What's the use of a friend function in a struct?

Question

I'm overloading the insertion operator (<<) inside a struct using the following syntax:

struct Address{
    string street;
    string cross;
    int suite;

    friend ostream &operator <<(ostream &oss, const Address &other){
        oss<<"street: "<<other.street<<"cross: "<<other.cross<<"suite: "<<other.suite;
        return oss;
    }
};

I see that only if I declare the function as a friend of struct 'Address' does my code compile. As per my understanding a friend function is useful when there's a need to access the private members of a class. But, since in a struct all the members are public, there shouldn't be a need to declare the '<<' operator as a friend.

Could anybody please clarify the need of declaring '<<' operator here as a friend of the struct 'Address'?

Answer 1

Indeed, that operator can be defined at namespace scope without friend .
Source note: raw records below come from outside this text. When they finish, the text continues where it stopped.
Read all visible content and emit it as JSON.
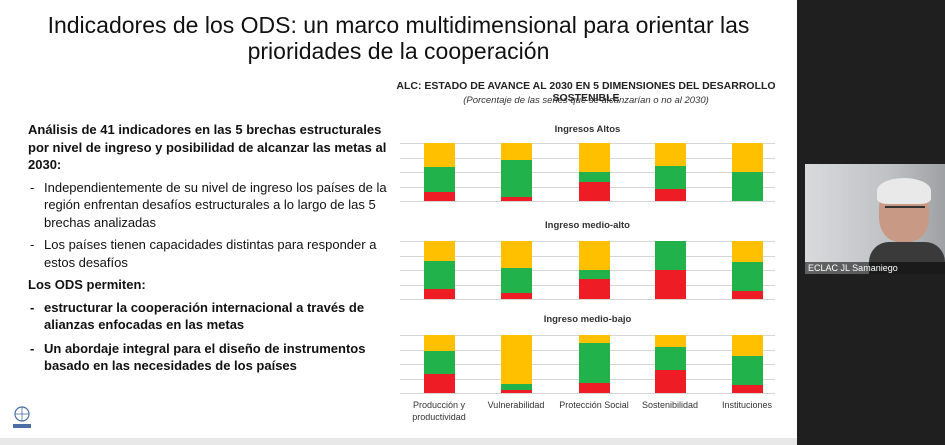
{
  "slide": {
    "title": "Indicadores de los ODS: un marco multidimensional para orientar las prioridades de la cooperación",
    "chart_title": "ALC: ESTADO DE AVANCE AL 2030 EN 5 DIMENSIONES DEL DESARROLLO SOSTENIBLE",
    "chart_subtitle": "(Porcentaje de las series que se alcanzarían o no al 2030)",
    "heading": "Análisis de 41 indicadores en las 5 brechas estructurales por nivel de ingreso y posibilidad de alcanzar las metas al 2030:",
    "bullets": [
      "Independientemente de su nivel de ingreso los países de la región enfrentan desafíos estructurales a lo largo de las 5 brechas analizadas",
      "Los países tienen capacidades distintas para responder a estos desafíos"
    ],
    "ods_heading": "Los ODS permiten:",
    "ods_bullets": [
      "estructurar la cooperación internacional a través de alianzas enfocadas en las metas",
      "Un abordaje integral para el diseño de instrumentos basado en las necesidades de los países"
    ],
    "logo_text": "CEPAL"
  },
  "colors": {
    "yellow": "#ffc000",
    "green": "#21b24b",
    "red": "#ee1c24"
  },
  "chart_data": {
    "type": "bar",
    "stacked": true,
    "categories": [
      "Producción y productividad",
      "Vulnerabilidad",
      "Protección Social",
      "Sostenibilidad",
      "Instituciones"
    ],
    "ylim": [
      0,
      100
    ],
    "grid": true,
    "panels": [
      {
        "title": "Ingresos Altos",
        "series": [
          {
            "values": [
              16,
              7,
              33,
              20,
              0
            ]
          },
          {
            "values": [
              42,
              63,
              17,
              40,
              50
            ]
          },
          {
            "values": [
              42,
              30,
              50,
              40,
              50
            ]
          }
        ]
      },
      {
        "title": "Ingreso medio-alto",
        "series": [
          {
            "values": [
              18,
              10,
              35,
              50,
              13
            ]
          },
          {
            "values": [
              47,
              43,
              15,
              50,
              50
            ]
          },
          {
            "values": [
              35,
              47,
              50,
              0,
              37
            ]
          }
        ]
      },
      {
        "title": "Ingreso medio-bajo",
        "series": [
          {
            "values": [
              33,
              5,
              17,
              40,
              13
            ]
          },
          {
            "values": [
              40,
              10,
              70,
              40,
              50
            ]
          },
          {
            "values": [
              27,
              85,
              13,
              20,
              37
            ]
          }
        ]
      }
    ],
    "series_colors": [
      "#ee1c24",
      "#21b24b",
      "#ffc000"
    ]
  },
  "video": {
    "participant_label": "ECLAC JL Samaniego"
  }
}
You do not "need" to make it a friend in this case, for exactly the reasons you give, so it's not clear where you've heard that you do!

struct Address
{
   string street;
   string cross;
   int suite;
};

inline ostream& operator<<(ostream& oss, const Address& other)
{
   oss << "street: " << other.street << "cross: " << other.cross << "suite: " << other.suite;
   return oss;
}

(I made it inline on the assumption you're keeping the whole definition in the header, though in reality I'd probably declare it in the header then define it elsewhere.)

However a class defined with struct is still just a class and can still contain private members just fine. If you had one that did, you would once again need a friend .

Some people may choose to always make a friend function for consistency, and so that the definition of operator<< looks like it's "in" the class when you read it. Alternatively there may be some arcane lookup constraints that make this convenient (since a friend function defined in this way can only be found by ADL), though I can't think of any off the top of my head.